— Нет, этого не помню, — сказал доктор, пристально посмотрев на
Семёна. — Таких у нас не было. Ты, парень, у нас в больнице лежал
раньше? — спросил он.
— Ни в каких больницах я не лежал, — Сенька сам не понимал,
почему его всё так бесит. — Послушайте, я сам не знаю, как я
оказался на этой площади. Я должен был в Москве быть, а не у вас.
Что это за город? И какой сейчас год?
— Вон как, — сказал доктор. — А зовут тебя как, помнишь?
— Помню, Шумов Семён.
— А сколько лет тебе, Семён? — доктор задавал свои вопросы
участливо, будто сочувствовал Сеньке, оказавшемуся в такой
непростой ситуации.
— Двадцать семь, — не задумываясь, ответил Сенька.
— Это хорошо, что двадцать семь, — почему-то улыбнулся врач. —
Это в каком году ты родился, получается?
— В тысяча девятьсот... — начал Семён и вдруг запнулся. А вдруг
переброс получился, как говорил Гришка, то в каком году он должен
был родиться? — Не помню.
— ... пятьдесят... — подсказал доктор, но запутавшийся в цифрах
Сенька не смог продолжить.
— Ну, а кто же руководитель нашего государства? — снова
участливо спросил доктор.
— Пу... — уверенно начал Семён, но снова запнулся. Фамилия
руководителя государства сейчас точно начинается не так.
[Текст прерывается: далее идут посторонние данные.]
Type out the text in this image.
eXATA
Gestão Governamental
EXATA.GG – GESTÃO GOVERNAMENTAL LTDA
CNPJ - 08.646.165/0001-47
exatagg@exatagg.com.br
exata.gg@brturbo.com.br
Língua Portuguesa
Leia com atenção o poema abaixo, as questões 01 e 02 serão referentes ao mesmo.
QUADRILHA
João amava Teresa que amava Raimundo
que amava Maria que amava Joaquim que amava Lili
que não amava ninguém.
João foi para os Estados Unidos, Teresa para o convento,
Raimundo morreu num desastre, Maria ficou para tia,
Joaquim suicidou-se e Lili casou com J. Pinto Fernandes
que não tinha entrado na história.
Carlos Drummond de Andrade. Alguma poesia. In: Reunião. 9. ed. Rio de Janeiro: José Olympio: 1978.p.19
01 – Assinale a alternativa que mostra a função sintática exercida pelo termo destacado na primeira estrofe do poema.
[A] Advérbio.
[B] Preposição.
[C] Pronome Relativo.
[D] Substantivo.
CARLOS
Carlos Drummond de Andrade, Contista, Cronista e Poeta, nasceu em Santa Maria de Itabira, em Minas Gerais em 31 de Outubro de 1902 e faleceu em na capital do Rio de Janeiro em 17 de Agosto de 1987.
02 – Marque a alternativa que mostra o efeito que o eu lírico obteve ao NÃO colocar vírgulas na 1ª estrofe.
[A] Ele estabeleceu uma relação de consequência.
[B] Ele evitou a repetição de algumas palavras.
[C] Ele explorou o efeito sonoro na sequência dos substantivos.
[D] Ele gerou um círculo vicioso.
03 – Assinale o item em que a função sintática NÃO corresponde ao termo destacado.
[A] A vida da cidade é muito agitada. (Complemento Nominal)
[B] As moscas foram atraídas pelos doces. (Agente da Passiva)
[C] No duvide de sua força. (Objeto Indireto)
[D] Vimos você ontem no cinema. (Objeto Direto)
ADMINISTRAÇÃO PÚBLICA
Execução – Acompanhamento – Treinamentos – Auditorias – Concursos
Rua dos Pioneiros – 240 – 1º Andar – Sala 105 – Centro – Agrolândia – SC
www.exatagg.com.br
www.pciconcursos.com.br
Но
вспомнить, кто же был у руля в восьмидесятом, он не мог и ляпнул
наугад:
— Андропов?
Надежда
Алексеевну, уборщицу из продуктового магазина, в котором Надя
работала несколько месяцев сразу после детдома, она вспомнила,
глядя на некролог: там как раз писали о какой-то Марии Алексеевне.
Тогда она и вспомнила, что Алексеевна рассказывала, подкармливая ее
в подсобке после работы, что проработала в этом магазине с конца
семидесятых, без перерыва. «И при социализме, и при капитализме, и
при всех хозяевах, — говорила уборщица, — без меня тут уже никак ».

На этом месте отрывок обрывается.